Pathway for the Catalytic Conversion of Carboxylic Acids to Hydrocarbons over Activated Alumina

Abstract

Pure saturated carboxylic acids ranging from C 4 to C 12 were pyrolyzed at a WHSV of 0.46 h -1 over activated alumina at 450 °C and atmospheric pressure. The carboxylic acids produced symmetrical ketones that further degraded to methyl ketones and hydrocarbons presumably via a y-hydrogen transfer mechanism. The lower molar mass carboxylic acids yielded greater percentages of symmetrical ketones than the higher molar mass carboxylic acids. The organic liquid pyrolysate of butanoic acid (C 4 ) contained 78% 4-heptanone whereas the organic liquid pyrolysate of dodecanoic acid (C 12 ) contained negligible amounts of diundecyl ketone and greater percentages of hydrocarbons.

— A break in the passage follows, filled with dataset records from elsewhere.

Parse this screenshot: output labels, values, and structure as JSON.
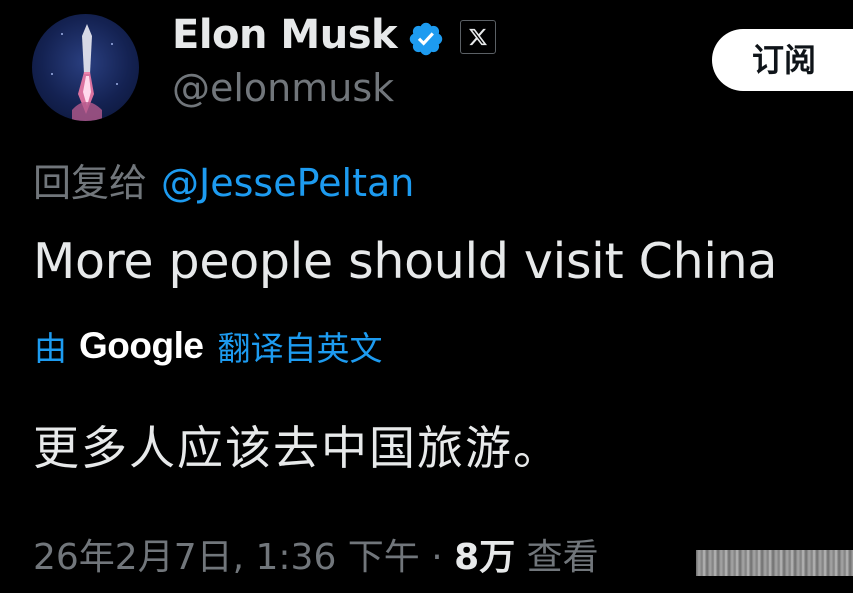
{
  "profile": {
    "display_name": "Elon Musk",
    "handle": "@elonmusk",
    "verified_icon": "verified-badge-icon",
    "affiliation_icon": "x-logo-icon",
    "avatar_icon": "rocket-launch-avatar"
  },
  "actions": {
    "subscribe_label": "订阅"
  },
  "reply": {
    "prefix": "回复给",
    "target": "@JessePeltan"
  },
  "tweet": {
    "text": "More people should visit China"
  },
  "translation": {
    "by_label": "由",
    "provider": "Google",
    "suffix": "翻译自英文",
    "text": "更多人应该去中国旅游。"
  },
  "meta": {
    "date_time": "26年2月7日, 1:36 下午 ·",
    "views_count": "8万",
    "views_label": "查看"
  },
  "colors": {
    "background": "#000000",
    "primary_text": "#e7e9ea",
    "secondary_text": "#71767b",
    "link_blue": "#1d9bf0",
    "verified_blue": "#1d9bf0",
    "button_bg": "#ffffff"
  }
}
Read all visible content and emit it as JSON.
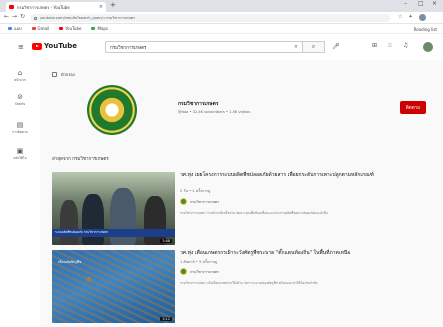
{
  "browser": {
    "tab_title": "กรมวิชาการเกษตร - YouTube",
    "new_tab": "+",
    "url": "youtube.com/results?search_query=กรมวิชาการเกษตร",
    "bookmarks": [
      {
        "label": "แอป",
        "color": "#4285f4"
      },
      {
        "label": "Gmail",
        "color": "#ea4335"
      },
      {
        "label": "YouTube",
        "color": "#ff0000"
      },
      {
        "label": "Maps",
        "color": "#34a853"
      }
    ],
    "reading_list": "Reading list"
  },
  "youtube": {
    "logo_text": "YouTube",
    "search_value": "กรมวิชาการเกษตร",
    "search_clear": "×",
    "search_icon": "search-icon",
    "rail": [
      {
        "icon": "⌂",
        "label": "หน้าแรก"
      },
      {
        "icon": "⊘",
        "label": "Shorts"
      },
      {
        "icon": "▤",
        "label": "การติดตาม"
      },
      {
        "icon": "▣",
        "label": "คลังวิดีโอ"
      }
    ]
  },
  "filter": {
    "label": "ตัวกรอง"
  },
  "channel": {
    "name": "กรมวิชาการเกษตร",
    "meta": "@doa • 32.4K subscribers • 1.5K videos",
    "subscribe_label": "ติดตาม"
  },
  "section": {
    "title": "ล่าสุดจาก กรมวิชาการเกษตร"
  },
  "videos": [
    {
      "title": "วศ.ทุ่ง เผยโครงการระบบผลิตพืชปลอดภัยด้วยสาร เพื่อยกระดับการเพาะปลูกตามหลักเกณฑ์",
      "meta": "2 วัน • 1 ครั้งการดู",
      "channel": "กรมวิชาการเกษตร",
      "desc": "กรมวิชาการเกษตร ร่วมกับภาคีเครือข่าย จัดประชุมเพื่อขับเคลื่อนแนวทางการผลิตพืชอย่างปลอดภัยและยั่งยืน",
      "overlay": "ระบบผลิตพืชปลอดภัย กรมวิชาการเกษตร",
      "duration": "2:48"
    },
    {
      "title": "วศ.ทุ่ง เตือนเกษตรกรเฝ้าระวังศัตรูพืชระบาด \"ตั๊กแตนท้องถิ่น\" ในพื้นที่ภาคเหนือ",
      "meta": "1 สัปดาห์ • 5 ครั้งการดู",
      "channel": "กรมวิชาการเกษตร",
      "desc": "กรมวิชาการเกษตร แจ้งเตือนเกษตรกรให้เฝ้าระวังการระบาดของศัตรูพืช พร้อมแนะนำวิธีป้องกันกำจัด",
      "overlay": "เตือนภัยศัตรูพืช",
      "duration": "3:12"
    }
  ]
}
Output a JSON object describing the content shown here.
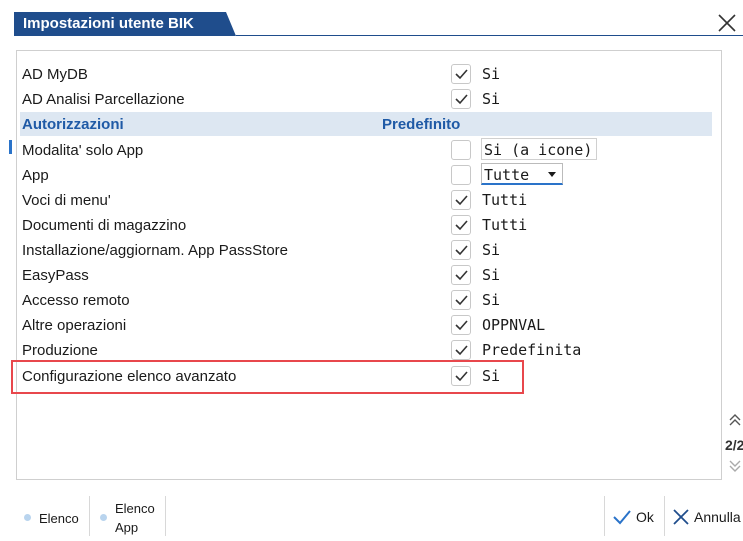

Further pyrolysis of ketone-containing product yielded hydrocarbons. Similar compositions of the pyrolytic products from dodecanoic acid and diundecyl ketone revealed that virtually all of the carboxylic acid degraded to hydrocarbons via the symmetrical ketone. Monoenes were the major hydrocarbon products from ketones and were formed by γ-hydrogen transfer rearrangement, and/or reduction (disproportionation) to alcohol followed by dehydration. Methyl ketones had a distinct preference for reduction to monoenes (containing the same number of carbon atoms) following the latter route.